Phosphorescent Cationic Heterodinuclear Ir III /M I Complexes (M=Cu I , Au I ) with a Hybrid Janus‐Type N‐Heterocyclic Carbene Bridge

A novel class of phosphorescent cationic heterobimetallic Ir III /M I complexes, where M I =Cu I ( 4 ) and Au I ( 5 ), is reported.
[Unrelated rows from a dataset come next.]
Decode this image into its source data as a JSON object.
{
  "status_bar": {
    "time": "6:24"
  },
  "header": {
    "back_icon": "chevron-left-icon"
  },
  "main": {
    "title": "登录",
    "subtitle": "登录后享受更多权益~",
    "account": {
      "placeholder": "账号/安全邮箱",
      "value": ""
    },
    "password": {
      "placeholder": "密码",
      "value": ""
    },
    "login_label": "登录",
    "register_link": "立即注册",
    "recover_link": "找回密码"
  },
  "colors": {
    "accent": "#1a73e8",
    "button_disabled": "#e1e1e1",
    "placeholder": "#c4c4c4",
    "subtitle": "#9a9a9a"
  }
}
The two metal centers are connected by the hybrid bridging 1,3‐dimesityl‐5‐acetylimidazol‐2‐ylidene‐4‐olate (IMesAcac) ligand that combines both a chelating acetylacetonato‐like and a monodentate N‐heterocyclic carbene site coordinated onto an Ir III and a M I center, respectively. Complexes  4 and 5 have been prepared straightforwardly by a stepwise site‐selective metalation with the zwitterionic [(IPr)M I (IMesAcac)] metalloproligand (IPr=1,3‐(2,6‐diisopropylphenyl)‐2 H ‐imidazol‐2‐ylidene) and they have been fully characterized by spectroscopic, electrochemical, and computational investigation. Complexes  4 and 5 display intense red emission arising from a low‐energy excited state that is located onto the “Ir(C^N)” moiety featuring an admixed triplet ligand‐centered/metal‐to‐ligand charge transfer ( 3 IL/ 1 MLCT) character. Comparison with the benchmark mononuclear complexes reveals negligible electronic coupling between the two distal metal centers at the electronic ground state. The bimetallic systems display enhanced photophysical properties in comparison with the parental congeners. Noteworthy, similar non‐radiative rate constants have been determined along with a two‐fold increase of radiative rate, yielding brightly red‐emitting cyclometalating Ir III complexes. This finding is ascribed to the increased MLCT character of the emitting state in complexes  4 and 5 due to the smaller energy gap between the 3 IL and 1 MLCT manifolds, which mix via spin–orbit coupling.